On-screen, the path continued to wind through Switzerland, passing through Delémont and a string of smaller cities and then into Basel. From there, it trailed down through the Canton of Jura, Morat and Fribourg, and several more towns before ending in Lausanne. That was convenient.

"The carnival has travelled the same path it's followed for the past few years. No changes or deviations." She executed some complicated hand motions, causing a series of markers to appear. Each had a photo, name, date and cause of death. "When I cross-checked their route against local and federal databases, things lit up like a Christmas tree."

Over thirty-five small circles appeared, some overlapping the arrows already visible. "The carnival is headquartered in Lausanne and returns to Lausanne for its summer stay of three months this week – till June and then goes on the road again." She gestured to the map, "Black means somebody died, grey is presumed dead, and white is missing."

There were more circles than there were right to be along the carnival's path. I kept quiet but noted my questions on a pad of paper. Kirsten was as efficient as ever, "Confirmed twenty-three dead, forty-six missing presumed dead, and seven missing for between eleven and twenty-one days."

"Any other connections or points of commonality between victims?" asked Lukas. The only connection across such a vast distance was that all of them had visited the carnival.

"Do any victims fit a specific physical profile?" asked Russell. Young, old, middle-aged, infants and children Blond, brunette, dark brown, auburn, red, Russian, Swiss, German, Italian, French, Chinese, African-American, Swedish, Finnish. There was no specific physical profile.

Sarah frowned at the map on the wall and then at the gallery of faces displayed in the top right corner of the screen, "Causes of death?"

"All classified as death by natural causes," she replied, "Six heart attacks, four strokes, terminal or otherwise undetected cancers. Sickle cell anaemia and related complications account for four more victims. There is one case of necrotizing fasciitis and dozens of other CODs." She went on for several minutes, but it was clear that there were just too many cases for everything to be pure coincidence.
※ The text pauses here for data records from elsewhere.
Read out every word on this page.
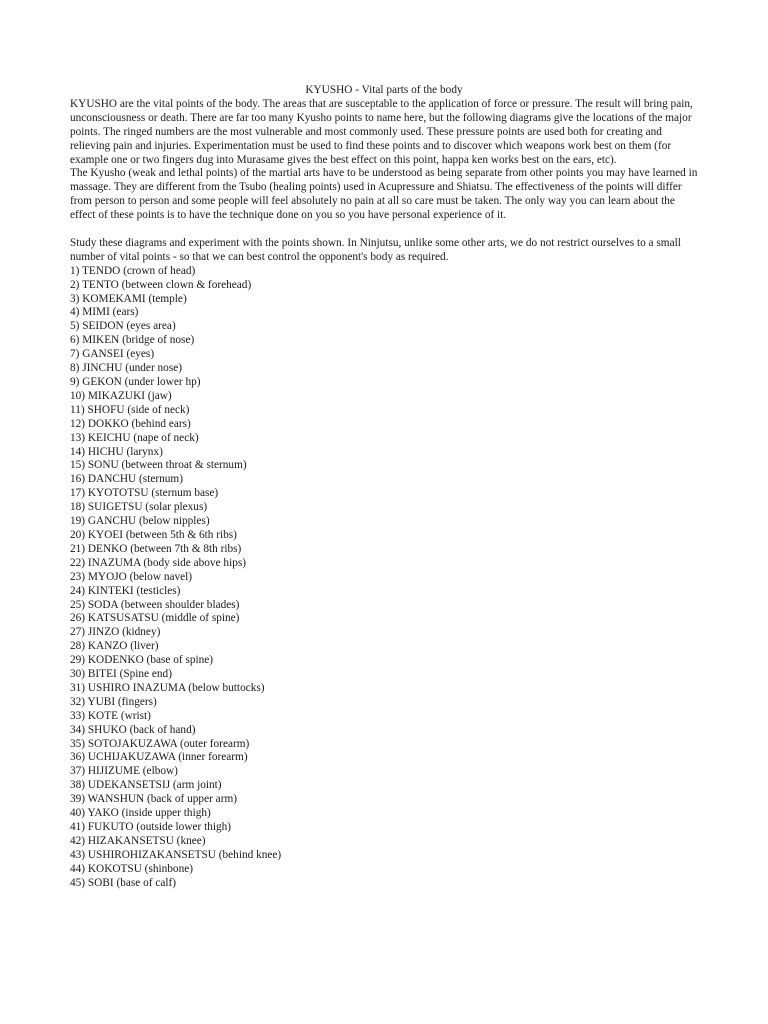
KYUSHO - Vital parts of the body

KYUSHO are the vital points of the body. The areas that are susceptable to the application of force or pressure. The result will bring pain, unconsciousness or death. There are far too many Kyusho points to name here, but the following diagrams give the locations of the major points. The ringed numbers are the most vulnerable and most commonly used. These pressure points are used both for creating and relieving pain and injuries. Experimentation must be used to find these points and to discover which weapons work best on them (for example one or two fingers dug into Murasame gives the best effect on this point, happa ken works best on the ears, etc).

The Kyusho (weak and lethal points) of the martial arts have to be understood as being separate from other points you may have learned in massage. They are different from the Tsubo (healing points) used in Acupressure and Shiatsu. The effectiveness of the points will differ from person to person and some people will feel absolutely no pain at all so care must be taken. The only way you can learn about the effect of these points is to have the technique done on you so you have personal experience of it.

Study these diagrams and experiment with the points shown. In Ninjutsu, unlike some other arts, we do not restrict ourselves to a small number of vital points - so that we can best control the opponent's body as required.

1) TENDO (crown of head)
2) TENTO (between clown & forehead)
3) KOMEKAMI (temple)
4) MIMI (ears)
5) SEIDON (eyes area)
6) MIKEN (bridge of nose)
7) GANSEI (eyes)
8) JINCHU (under nose)
9) GEKON (under lower hp)
10) MIKAZUKI (jaw)
11) SHOFU (side of neck)
12) DOKKO (behind ears)
13) KEICHU (nape of neck)
14) HICHU (larynx)
15) SONU (between throat & sternum)
16) DANCHU (sternum)
17) KYOTOTSU (sternum base)
18) SUIGETSU (solar plexus)
19) GANCHU (below nipples)
20) KYOEI (between 5th & 6th ribs)
21) DENKO (between 7th & 8th ribs)
22) INAZUMA (body side above hips)
23) MYOJO (below navel)
24) KINTEKI (testicles)
25) SODA (between shoulder blades)
26) KATSUSATSU (middle of spine)
27) JINZO (kidney)
28) KANZO (liver)
29) KODENKO (base of spine)
30) BITEI (Spine end)
31) USHIRO INAZUMA (below buttocks)
32) YUBI (fingers)
33) KOTE (wrist)
34) SHUKO (back of hand)
35) SOTOJAKUZAWA (outer forearm)
36) UCHIJAKUZAWA (inner forearm)
37) HIJIZUME (elbow)
38) UDEKANSETSIJ (arm joint)
39) WANSHUN (back of upper arm)
40) YAKO (inside upper thigh)
41) FUKUTO (outside lower thigh)
42) HIZAKANSETSU (knee)
43) USHIROHIZAKANSETSU (behind knee)
44) KOKOTSU (shinbone)
45) SOBI (base of calf)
It's a truism that when things appear too chaotic or too random, there is a pattern that someone was trying to hide in the chaos of apparent randomness. It seemed appropriate to step back into the War, and Kristen had provided that point of entry.

Lukas felt the same way, "Pull up everything we have on the parent company. Inform Lausanne Operations Center of our interest in the Fiesta Carnival."

One sentence, spoken casually, was an order, and everyone seated at the table knew what it meant: We were returning to our War.